Maybe it’s because I write things down for a living, but for me, that was one of the key takeaways from Brian Honan’s presentation at Dublin Information Sec 2018 this week. “Have someone on your team who is a scribe, who will take notes of timelines, of who did what, and who will brief senior management about what’s happening,” he said.

All the president’s men

Brian made the remarks during a presentation about how to manage data breaches in light of GDPR’s stringent reporting regime. Organisations that suffer a breach involving personal data must report it to the designated data protection authority within 72 hours. Such a tight timeframe puts incredible pressure on incident response teams. It’s important to plan ahead, and identify the key roles and responsibilities in advance. The team could include specialists in data protection, information security, operations, human resources, legal, public relations and facilities management.
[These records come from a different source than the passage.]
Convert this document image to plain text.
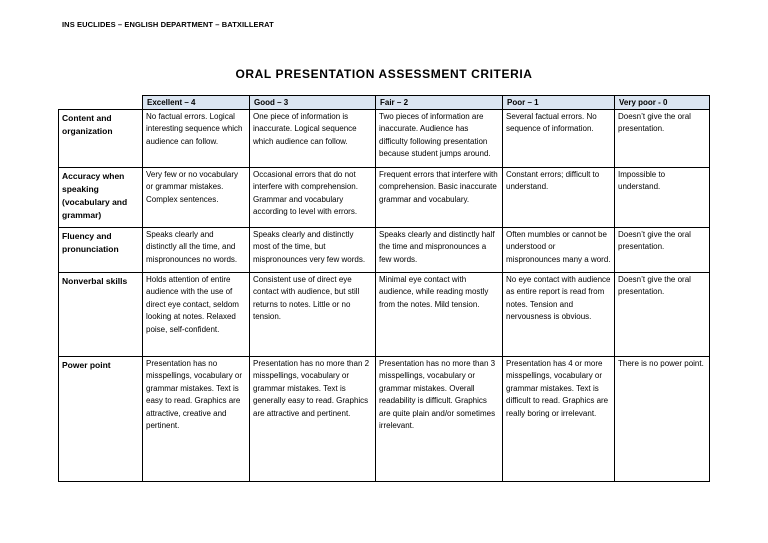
INS EUCLIDES – ENGLISH DEPARTMENT – BATXILLERAT
ORAL PRESENTATION ASSESSMENT CRITERIA
	Excellent – 4	Good – 3	Fair – 2	Poor – 1	Very poor - 0
Content and organization	No factual errors. Logical interesting sequence which audience can follow.	One piece of information is inaccurate. Logical sequence which audience can follow.	Two pieces of information are inaccurate. Audience has difficulty following presentation because student jumps around.	Several factual errors. No sequence of information.	Doesn’t give the oral presentation.
Accuracy when speaking (vocabulary and grammar)	Very few or no vocabulary or grammar mistakes. Complex sentences.	Occasional errors that do not interfere with comprehension. Grammar and vocabulary according to level with errors.	Frequent errors that interfere with comprehension. Basic inaccurate grammar and vocabulary.	Constant errors; difficult to understand.	Impossible to understand.
Fluency and pronunciation	Speaks clearly and distinctly all the time, and mispronounces no words.	Speaks clearly and distinctly most of the time, but mispronounces very few words.	Speaks clearly and distinctly half the time and mispronounces a few words.	Often mumbles or cannot be understood or mispronounces many a word.	Doesn’t give the oral presentation.
Nonverbal skills	Holds attention of entire audience with the use of direct eye contact, seldom looking at notes. Relaxed poise, self-confident.	Consistent use of direct eye contact with audience, but still returns to notes. Little or no tension.	Minimal eye contact with audience, while reading mostly from the notes. Mild tension.	No eye contact with audience as entire report is read from notes. Tension and nervousness is obvious.	Doesn’t give the oral presentation.
Power point	Presentation has no misspellings, vocabulary or grammar mistakes. Text is easy to read. Graphics are attractive, creative and pertinent.	Presentation has no more than 2 misspellings, vocabulary or grammar mistakes. Text is generally easy to read. Graphics are attractive and pertinent.	Presentation has no more than 3 misspellings, vocabulary or grammar mistakes. Overall readability is difficult. Graphics are quite plain and/or sometimes irrelevant.	Presentation has 4 or more misspellings, vocabulary or grammar mistakes. Text is difficult to read. Graphics are really boring or irrelevant.	There is no power point.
The designated note-taker can be an invaluable buffer between the technical teams scrambling to investigate the incident, and management who will want regular progress reports. Without that buffer, the need for regular updates might distract the investigation team from their work. Accurate notes can form the basis of open communication to an organisation’s staff, customers, media or other stakeholders. “Communicate throughout every part of this process,” Brian said.

Total recall

Having contemporaneous notes also provides a valuable record for when it’s time to take a fresh look at what happened. “Always review and measure, see where you can improve and how you can make things better,” Brian said.

He recommended conducting a review within 24 hours of an incident. That’s the ideal timeframe because memories fade – we’re only human after all. The longer the time lag between the incident and the review, the less reliable everyone’s recollection will be. But if the review stage is postponed for any reason, good notes are the next best thing.